Avant 1936 : une villégiature aristocratique
« Avant le tourisme institutionnalisé, le Var est un territoire pauvre, qui ne compte pas d'industrie d'importance », explique Caroline Rocca, historienne de l'art et enseignante à l'université de Toulon. Au XIXe siècle, seule une villégiature hivernale existe, réservée aux aristocrates et grands bourgeois. Hyères en est la principale tenante, à l'instar de Cannes, Nice ou Menton.
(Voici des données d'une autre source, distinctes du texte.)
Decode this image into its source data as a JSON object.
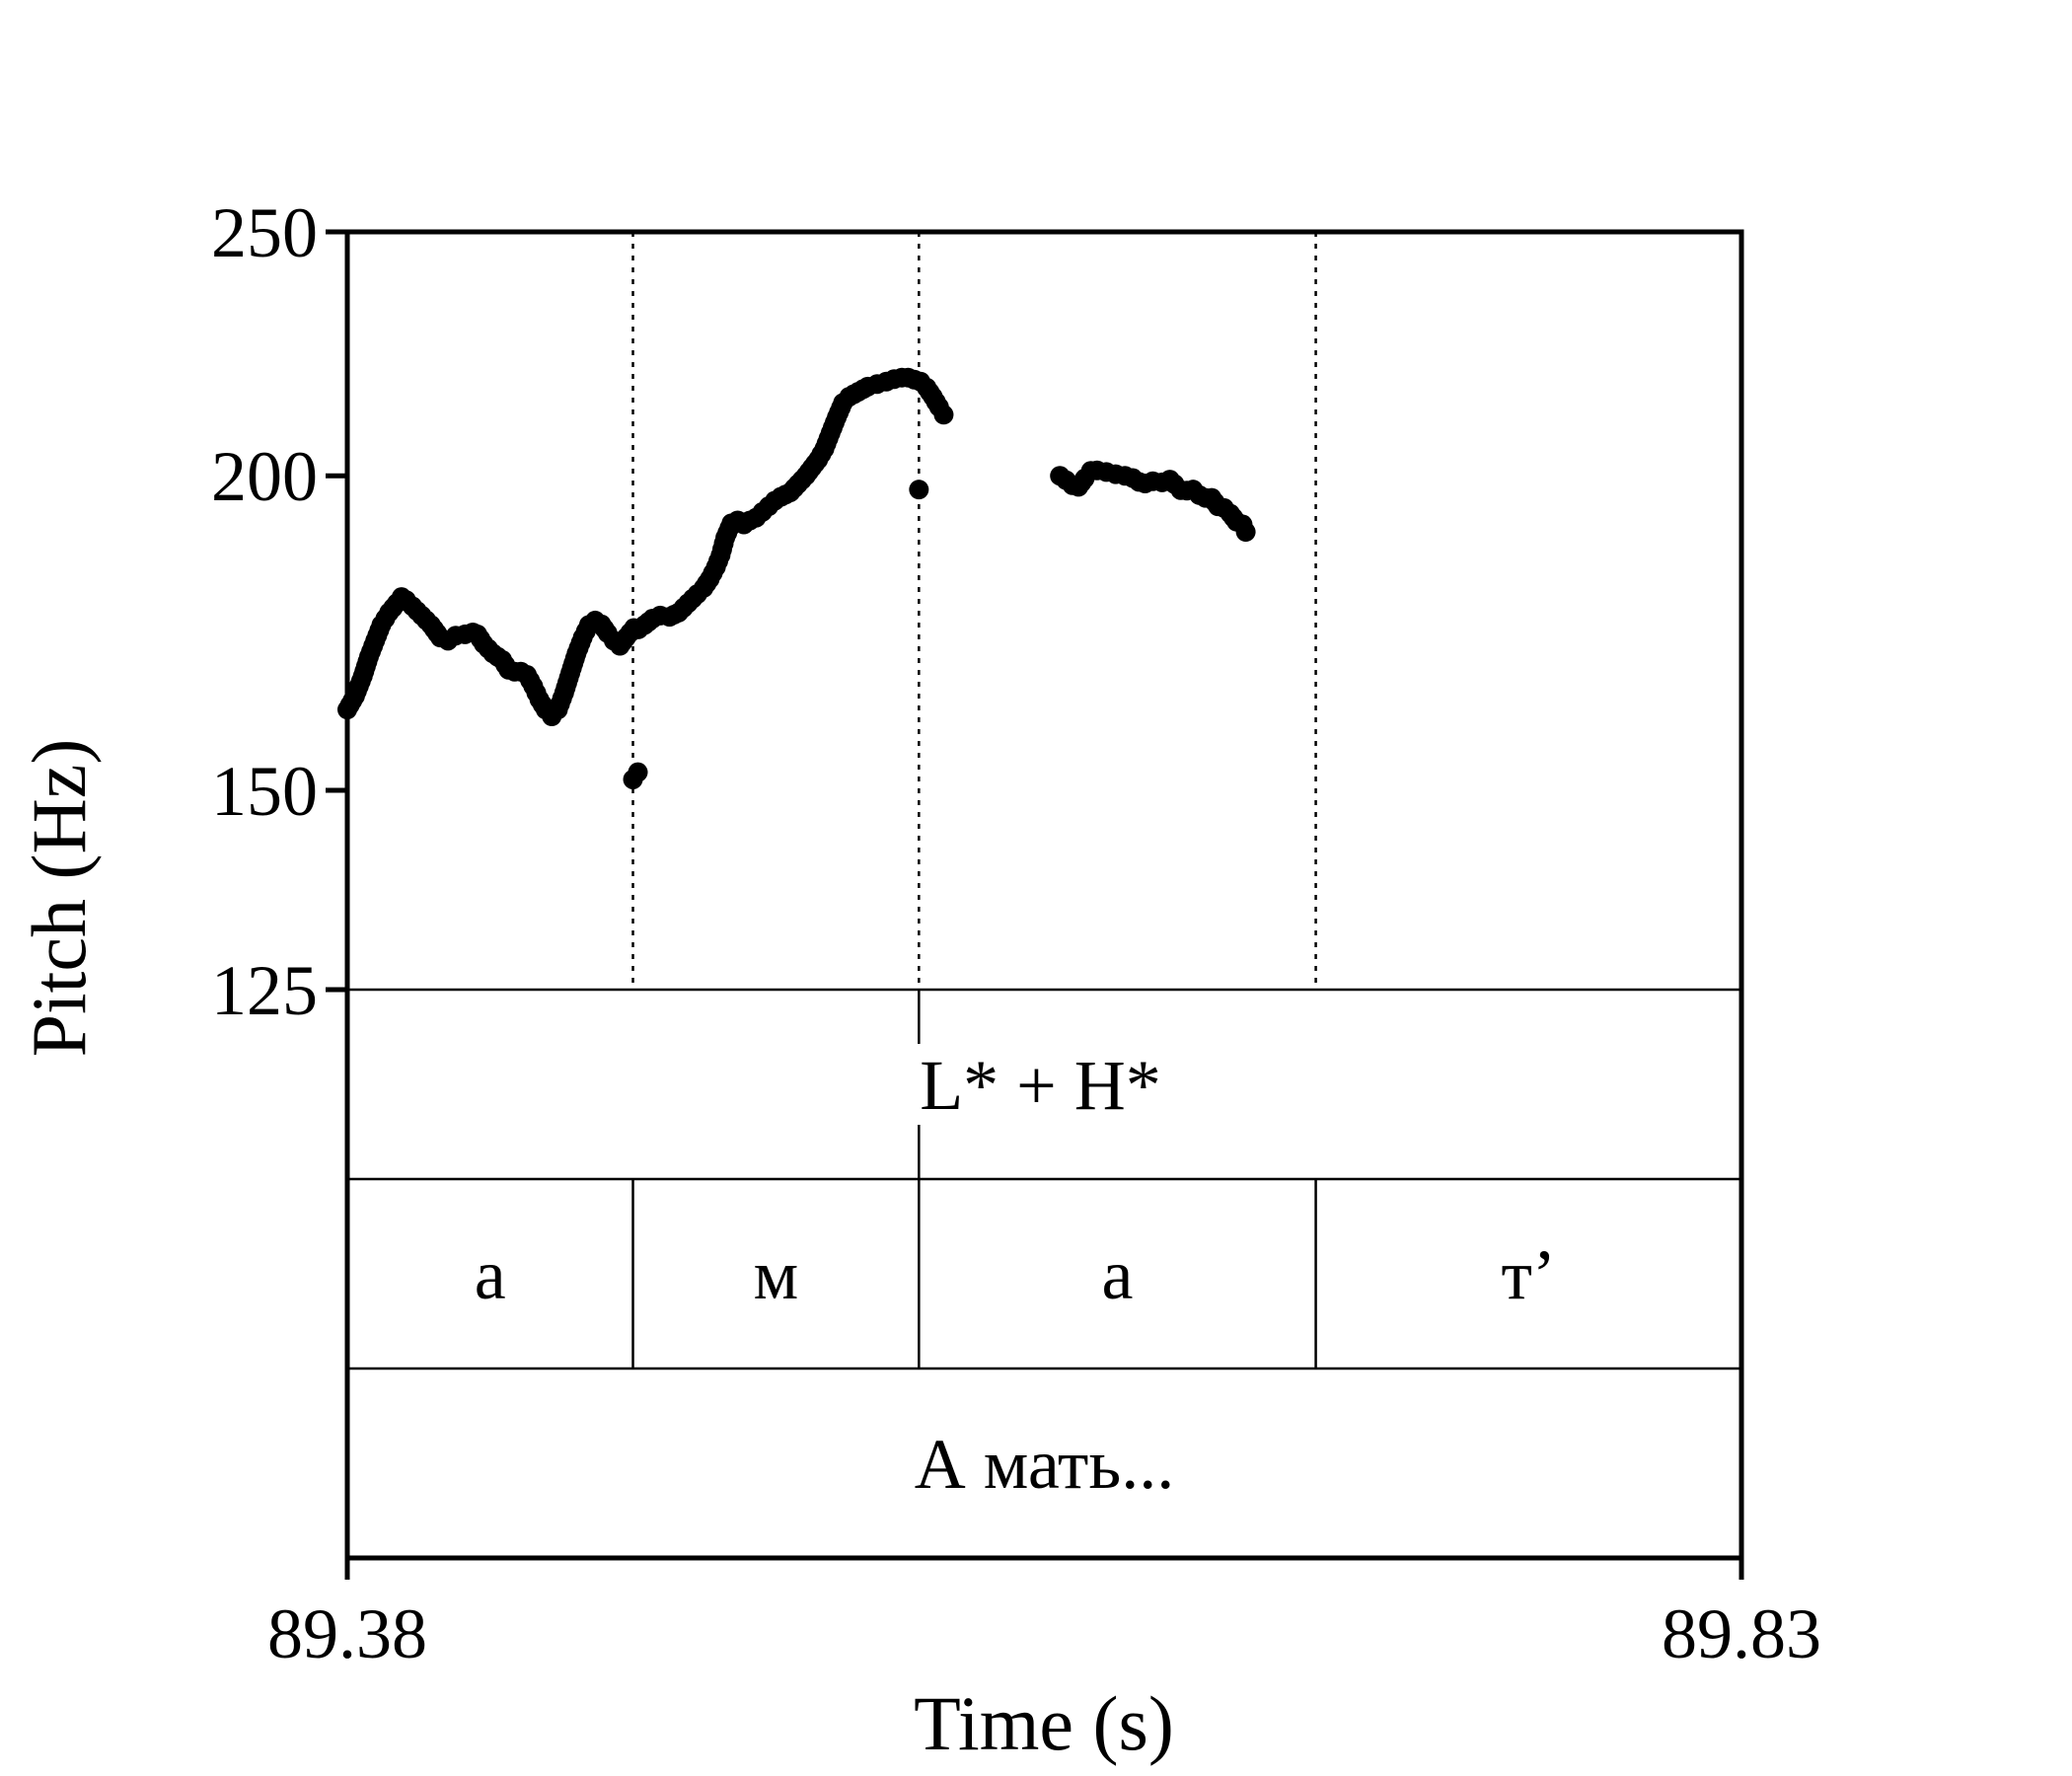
{
  "chart_data": {
    "type": "scatter",
    "xlabel": "Time (s)",
    "ylabel": "Pitch (Hz)",
    "xlim": [
      89.38,
      89.83
    ],
    "ylim": [
      125,
      250
    ],
    "y_scale": "log",
    "x_tick_labels": [
      "89.38",
      "89.83"
    ],
    "y_ticks": [
      {
        "value": 125,
        "label": "125"
      },
      {
        "value": 150,
        "label": "150"
      },
      {
        "value": 200,
        "label": "200"
      },
      {
        "value": 250,
        "label": "250"
      }
    ],
    "boundaries": [
      89.4722,
      89.5645,
      89.6926
    ],
    "tiers": [
      {
        "name": "tone",
        "intervals": [
          {
            "start": 89.38,
            "end": 89.83,
            "label": "L* + H*"
          }
        ],
        "marks": [
          89.5645
        ]
      },
      {
        "name": "phones",
        "intervals": [
          {
            "start": 89.38,
            "end": 89.4722,
            "label": "а"
          },
          {
            "start": 89.4722,
            "end": 89.5645,
            "label": "м"
          },
          {
            "start": 89.5645,
            "end": 89.6926,
            "label": "а"
          },
          {
            "start": 89.6926,
            "end": 89.83,
            "label": "т’"
          }
        ],
        "marks": []
      },
      {
        "name": "words",
        "intervals": [
          {
            "start": 89.38,
            "end": 89.83,
            "label": "А мать..."
          }
        ],
        "marks": []
      }
    ],
    "series": [
      {
        "segments": [
          [
            [
              89.38,
              161.5
            ],
            [
              89.3825,
              163.5
            ],
            [
              89.385,
              166.5
            ],
            [
              89.387,
              169.5
            ],
            [
              89.389,
              172.0
            ],
            [
              89.391,
              174.5
            ],
            [
              89.3935,
              176.5
            ],
            [
              89.396,
              178.0
            ],
            [
              89.3975,
              179.0
            ],
            [
              89.399,
              178.5
            ],
            [
              89.401,
              177.5
            ],
            [
              89.404,
              176.0
            ],
            [
              89.407,
              174.5
            ],
            [
              89.41,
              172.5
            ],
            [
              89.4125,
              172.0
            ],
            [
              89.415,
              172.8
            ],
            [
              89.418,
              173.0
            ],
            [
              89.4205,
              173.3
            ],
            [
              89.422,
              173.0
            ],
            [
              89.424,
              171.5
            ],
            [
              89.427,
              170.0
            ],
            [
              89.43,
              169.0
            ],
            [
              89.432,
              167.5
            ],
            [
              89.434,
              167.2
            ],
            [
              89.436,
              167.2
            ],
            [
              89.438,
              166.7
            ],
            [
              89.44,
              165.0
            ],
            [
              89.442,
              163.0
            ],
            [
              89.444,
              161.5
            ],
            [
              89.446,
              160.5
            ],
            [
              89.448,
              161.5
            ],
            [
              89.45,
              164.0
            ],
            [
              89.452,
              167.0
            ],
            [
              89.454,
              170.0
            ],
            [
              89.456,
              172.5
            ],
            [
              89.458,
              174.5
            ],
            [
              89.46,
              175.2
            ],
            [
              89.462,
              174.6
            ],
            [
              89.464,
              173.2
            ],
            [
              89.466,
              172.0
            ],
            [
              89.468,
              171.2
            ],
            [
              89.47,
              172.5
            ],
            [
              89.4725,
              174.0
            ],
            [
              89.474,
              173.8
            ],
            [
              89.476,
              174.5
            ],
            [
              89.4785,
              175.5
            ],
            [
              89.481,
              176.0
            ],
            [
              89.484,
              175.8
            ],
            [
              89.487,
              176.5
            ],
            [
              89.49,
              178.0
            ],
            [
              89.493,
              179.5
            ],
            [
              89.495,
              180.5
            ],
            [
              89.497,
              182.0
            ],
            [
              89.499,
              184.0
            ],
            [
              89.5005,
              186.0
            ],
            [
              89.502,
              189.0
            ],
            [
              89.504,
              191.5
            ],
            [
              89.506,
              192.0
            ],
            [
              89.508,
              191.3
            ],
            [
              89.51,
              192.0
            ],
            [
              89.512,
              192.5
            ],
            [
              89.514,
              193.5
            ],
            [
              89.516,
              194.5
            ],
            [
              89.518,
              195.5
            ],
            [
              89.52,
              196.2
            ],
            [
              89.523,
              197.0
            ],
            [
              89.5255,
              198.5
            ],
            [
              89.528,
              200.0
            ],
            [
              89.53,
              201.5
            ],
            [
              89.532,
              203.0
            ],
            [
              89.534,
              205.0
            ],
            [
              89.536,
              208.0
            ],
            [
              89.538,
              211.0
            ],
            [
              89.54,
              213.8
            ],
            [
              89.542,
              215.0
            ],
            [
              89.545,
              216.0
            ],
            [
              89.548,
              217.0
            ],
            [
              89.551,
              217.5
            ],
            [
              89.554,
              218.0
            ],
            [
              89.5565,
              218.5
            ],
            [
              89.559,
              218.8
            ],
            [
              89.561,
              218.8
            ],
            [
              89.563,
              218.4
            ],
            [
              89.565,
              218.0
            ],
            [
              89.567,
              216.8
            ],
            [
              89.569,
              215.0
            ],
            [
              89.571,
              213.0
            ],
            [
              89.5725,
              211.5
            ]
          ],
          [
            [
              89.4722,
              151.5
            ],
            [
              89.4738,
              152.5
            ]
          ],
          [
            [
              89.5645,
              197.5
            ]
          ],
          [
            [
              89.61,
              200.0
            ],
            [
              89.612,
              199.2
            ],
            [
              89.614,
              198.3
            ],
            [
              89.616,
              198.0
            ],
            [
              89.618,
              199.5
            ],
            [
              89.62,
              200.9
            ],
            [
              89.622,
              201.0
            ],
            [
              89.625,
              200.7
            ],
            [
              89.628,
              200.3
            ],
            [
              89.631,
              200.0
            ],
            [
              89.6335,
              199.6
            ],
            [
              89.6355,
              198.9
            ],
            [
              89.6375,
              198.6
            ],
            [
              89.64,
              199.0
            ],
            [
              89.643,
              198.8
            ],
            [
              89.6455,
              199.3
            ],
            [
              89.647,
              198.5
            ],
            [
              89.649,
              197.4
            ],
            [
              89.651,
              197.3
            ],
            [
              89.653,
              197.5
            ],
            [
              89.655,
              196.5
            ],
            [
              89.657,
              196.0
            ],
            [
              89.659,
              196.0
            ],
            [
              89.661,
              194.5
            ],
            [
              89.663,
              194.2
            ],
            [
              89.665,
              193.2
            ],
            [
              89.667,
              191.8
            ],
            [
              89.669,
              191.3
            ],
            [
              89.67,
              190.0
            ]
          ]
        ]
      }
    ]
  }
}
Autour de 1820, une communauté importante d'hivernants étrangers vient passer les mois les plus froids à Hyères, donnant naissance au quartier Godillot.
La révolution de 1936
Le 20 juin 1936, un mois après l'arrivée au pouvoir du Front populaire, le gouvernement de Léon Blum promulgue la généralisation des congés payés. « On passe d'un tourisme élitiste aux vacances pour tous », résume Caroline Rocca. Mais les Français ne savent alors que faire de ce temps libre. L'ajout des billets de train « Lagrange » à tarif réduit et le discours hygiéniste vantant les bains de mer gratuits incitent les classes populaires à découvrir le littoral. Les vélos chargés de tentes et le bivouac sur les plages du Lavandou ou de Ramatuelle deviennent courants.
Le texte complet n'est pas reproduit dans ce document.